The common thread throughout the history of peace negotiations that began with the Oslo process has been a refusal on the part of the West to hold the Palestinians accountable. Yasser Arafat made little secret of the fact that he saw the power he gained at Oslo as a stepping stone to future conflict rather than a way to end it. Though his successor Abbas wears a suit rather than military fatigues, he has played the same double game in which he sometimes talks peace while also buttressing a culture of hatred and war that ensures the continuation of the conflict.

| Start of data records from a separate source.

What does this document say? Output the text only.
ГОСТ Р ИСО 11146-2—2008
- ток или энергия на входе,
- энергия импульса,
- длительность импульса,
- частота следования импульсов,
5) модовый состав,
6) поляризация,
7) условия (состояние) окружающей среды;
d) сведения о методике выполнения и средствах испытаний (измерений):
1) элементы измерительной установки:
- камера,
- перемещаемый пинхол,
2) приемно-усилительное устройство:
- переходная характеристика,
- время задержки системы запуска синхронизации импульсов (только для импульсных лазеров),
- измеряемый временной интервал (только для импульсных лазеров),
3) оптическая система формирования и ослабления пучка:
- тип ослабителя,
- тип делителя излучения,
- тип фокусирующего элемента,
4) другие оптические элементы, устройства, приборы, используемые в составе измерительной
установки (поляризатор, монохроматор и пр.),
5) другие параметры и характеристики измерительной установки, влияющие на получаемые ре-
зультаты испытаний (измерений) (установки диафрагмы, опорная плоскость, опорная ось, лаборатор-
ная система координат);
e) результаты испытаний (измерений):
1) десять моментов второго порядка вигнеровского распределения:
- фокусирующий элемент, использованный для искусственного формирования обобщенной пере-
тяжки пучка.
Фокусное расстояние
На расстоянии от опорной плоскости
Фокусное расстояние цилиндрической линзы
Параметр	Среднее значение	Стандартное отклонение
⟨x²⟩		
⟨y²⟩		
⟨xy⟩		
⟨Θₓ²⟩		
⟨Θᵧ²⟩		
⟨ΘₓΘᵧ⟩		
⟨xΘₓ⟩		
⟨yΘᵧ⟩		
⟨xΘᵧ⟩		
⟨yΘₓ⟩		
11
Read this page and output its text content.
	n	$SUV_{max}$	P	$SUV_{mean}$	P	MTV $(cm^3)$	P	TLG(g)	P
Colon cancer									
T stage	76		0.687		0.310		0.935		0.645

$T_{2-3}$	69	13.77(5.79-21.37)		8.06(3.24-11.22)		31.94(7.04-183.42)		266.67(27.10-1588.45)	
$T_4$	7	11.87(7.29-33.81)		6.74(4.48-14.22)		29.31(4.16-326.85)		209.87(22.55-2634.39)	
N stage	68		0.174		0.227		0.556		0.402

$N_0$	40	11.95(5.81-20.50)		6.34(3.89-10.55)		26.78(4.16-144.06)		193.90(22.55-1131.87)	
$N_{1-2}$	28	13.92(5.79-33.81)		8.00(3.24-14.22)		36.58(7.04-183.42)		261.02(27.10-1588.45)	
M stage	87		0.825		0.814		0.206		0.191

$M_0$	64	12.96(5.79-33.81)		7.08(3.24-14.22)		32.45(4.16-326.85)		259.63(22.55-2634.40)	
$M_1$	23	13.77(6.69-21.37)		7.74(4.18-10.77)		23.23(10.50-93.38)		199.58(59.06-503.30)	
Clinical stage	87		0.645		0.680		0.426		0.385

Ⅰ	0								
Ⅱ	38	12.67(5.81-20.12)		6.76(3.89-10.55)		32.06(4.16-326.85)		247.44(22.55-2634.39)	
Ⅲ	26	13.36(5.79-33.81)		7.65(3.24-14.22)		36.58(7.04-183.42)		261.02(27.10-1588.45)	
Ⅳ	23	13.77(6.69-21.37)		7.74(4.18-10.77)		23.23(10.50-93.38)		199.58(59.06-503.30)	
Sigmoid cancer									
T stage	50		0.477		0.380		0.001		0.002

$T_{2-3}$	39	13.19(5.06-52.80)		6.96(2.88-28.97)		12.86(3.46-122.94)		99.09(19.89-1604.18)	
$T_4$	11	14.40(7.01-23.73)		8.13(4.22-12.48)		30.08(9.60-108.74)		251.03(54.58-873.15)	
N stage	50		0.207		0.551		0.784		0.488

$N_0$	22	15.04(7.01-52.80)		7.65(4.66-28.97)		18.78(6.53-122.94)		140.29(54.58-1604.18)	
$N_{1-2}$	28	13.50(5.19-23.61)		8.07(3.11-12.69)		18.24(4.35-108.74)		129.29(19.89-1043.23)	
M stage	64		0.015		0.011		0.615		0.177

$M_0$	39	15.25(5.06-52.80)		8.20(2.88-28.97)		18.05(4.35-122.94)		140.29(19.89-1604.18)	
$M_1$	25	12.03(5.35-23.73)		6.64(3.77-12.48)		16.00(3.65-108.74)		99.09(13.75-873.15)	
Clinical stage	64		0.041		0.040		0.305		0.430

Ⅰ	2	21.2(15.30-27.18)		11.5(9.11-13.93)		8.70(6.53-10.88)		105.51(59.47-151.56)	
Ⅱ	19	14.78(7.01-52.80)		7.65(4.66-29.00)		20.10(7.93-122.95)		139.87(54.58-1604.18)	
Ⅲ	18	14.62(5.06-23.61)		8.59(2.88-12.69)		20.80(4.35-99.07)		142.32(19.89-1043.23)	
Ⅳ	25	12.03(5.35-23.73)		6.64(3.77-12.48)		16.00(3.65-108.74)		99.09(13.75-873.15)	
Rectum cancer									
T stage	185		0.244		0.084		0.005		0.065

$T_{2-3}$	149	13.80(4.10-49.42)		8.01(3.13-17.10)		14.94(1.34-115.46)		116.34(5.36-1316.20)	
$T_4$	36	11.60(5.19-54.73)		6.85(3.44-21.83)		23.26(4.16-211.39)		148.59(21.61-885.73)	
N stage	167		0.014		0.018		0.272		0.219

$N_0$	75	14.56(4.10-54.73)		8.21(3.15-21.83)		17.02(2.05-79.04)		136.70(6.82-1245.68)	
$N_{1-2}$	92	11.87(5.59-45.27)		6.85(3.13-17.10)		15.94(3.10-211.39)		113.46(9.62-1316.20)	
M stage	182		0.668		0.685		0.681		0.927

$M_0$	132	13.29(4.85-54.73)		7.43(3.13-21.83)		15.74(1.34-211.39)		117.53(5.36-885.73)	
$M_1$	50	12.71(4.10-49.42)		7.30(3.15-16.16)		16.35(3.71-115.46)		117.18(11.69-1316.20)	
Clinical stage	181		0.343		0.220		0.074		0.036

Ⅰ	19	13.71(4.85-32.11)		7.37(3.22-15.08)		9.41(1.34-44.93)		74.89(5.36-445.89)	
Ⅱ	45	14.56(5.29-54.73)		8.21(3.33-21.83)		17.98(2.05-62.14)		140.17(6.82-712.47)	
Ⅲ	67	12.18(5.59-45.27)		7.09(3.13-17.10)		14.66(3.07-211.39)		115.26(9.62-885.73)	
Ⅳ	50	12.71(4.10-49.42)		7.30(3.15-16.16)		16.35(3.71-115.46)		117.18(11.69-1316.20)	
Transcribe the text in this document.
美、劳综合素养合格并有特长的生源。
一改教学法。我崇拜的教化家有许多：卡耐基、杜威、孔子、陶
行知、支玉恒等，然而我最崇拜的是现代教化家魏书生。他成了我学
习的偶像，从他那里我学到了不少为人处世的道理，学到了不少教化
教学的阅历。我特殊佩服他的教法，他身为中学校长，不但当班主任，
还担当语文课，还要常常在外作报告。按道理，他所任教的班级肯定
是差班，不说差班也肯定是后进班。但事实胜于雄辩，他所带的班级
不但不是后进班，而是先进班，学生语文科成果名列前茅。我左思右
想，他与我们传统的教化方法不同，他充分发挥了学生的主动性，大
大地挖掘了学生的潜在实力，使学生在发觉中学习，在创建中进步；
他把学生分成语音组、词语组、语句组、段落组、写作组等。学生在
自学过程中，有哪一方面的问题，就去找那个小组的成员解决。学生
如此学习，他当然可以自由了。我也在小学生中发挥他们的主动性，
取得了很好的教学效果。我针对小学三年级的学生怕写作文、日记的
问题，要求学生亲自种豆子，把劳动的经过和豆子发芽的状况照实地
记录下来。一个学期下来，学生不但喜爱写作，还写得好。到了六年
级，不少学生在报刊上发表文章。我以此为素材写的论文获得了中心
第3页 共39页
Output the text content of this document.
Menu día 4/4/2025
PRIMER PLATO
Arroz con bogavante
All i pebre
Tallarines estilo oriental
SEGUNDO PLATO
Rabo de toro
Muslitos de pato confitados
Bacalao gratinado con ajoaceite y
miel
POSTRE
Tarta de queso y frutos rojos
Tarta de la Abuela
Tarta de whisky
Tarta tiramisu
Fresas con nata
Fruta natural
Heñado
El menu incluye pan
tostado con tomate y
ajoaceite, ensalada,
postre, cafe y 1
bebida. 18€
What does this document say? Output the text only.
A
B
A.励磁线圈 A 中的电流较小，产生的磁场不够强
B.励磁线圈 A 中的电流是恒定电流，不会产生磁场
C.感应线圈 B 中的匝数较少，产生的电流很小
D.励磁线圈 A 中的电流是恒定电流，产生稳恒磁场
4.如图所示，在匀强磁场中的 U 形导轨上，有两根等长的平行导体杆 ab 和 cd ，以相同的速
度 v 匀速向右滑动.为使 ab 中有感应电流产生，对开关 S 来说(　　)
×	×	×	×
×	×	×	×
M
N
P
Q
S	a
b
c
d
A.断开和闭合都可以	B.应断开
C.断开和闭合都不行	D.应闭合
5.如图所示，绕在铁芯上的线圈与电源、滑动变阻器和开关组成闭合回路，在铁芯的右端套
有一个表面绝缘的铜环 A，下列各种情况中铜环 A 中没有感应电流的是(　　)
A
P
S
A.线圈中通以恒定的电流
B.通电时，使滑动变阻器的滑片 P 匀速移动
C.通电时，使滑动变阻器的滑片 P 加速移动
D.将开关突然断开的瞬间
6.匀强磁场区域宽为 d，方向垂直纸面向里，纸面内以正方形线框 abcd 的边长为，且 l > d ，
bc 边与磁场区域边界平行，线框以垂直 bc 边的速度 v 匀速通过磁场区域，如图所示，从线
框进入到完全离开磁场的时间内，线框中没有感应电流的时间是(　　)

Neither Trump nor the Saudis can bribe Abbas to act differently when the dynamic of Palestinian politics and worries about his Hamas foes tell him he must stall peace in order to survive. But a U.S. president who is willing to hold him accountable for his conduct is an innovation that can only advance the cause of peace. For too long, Abbas has gotten away with brazen lies and condoning violence while being applauded by U.S. presidents. If peace is ever to come, it will only happen when the Palestinians realize they must change. Such a moment can’t come soon enough.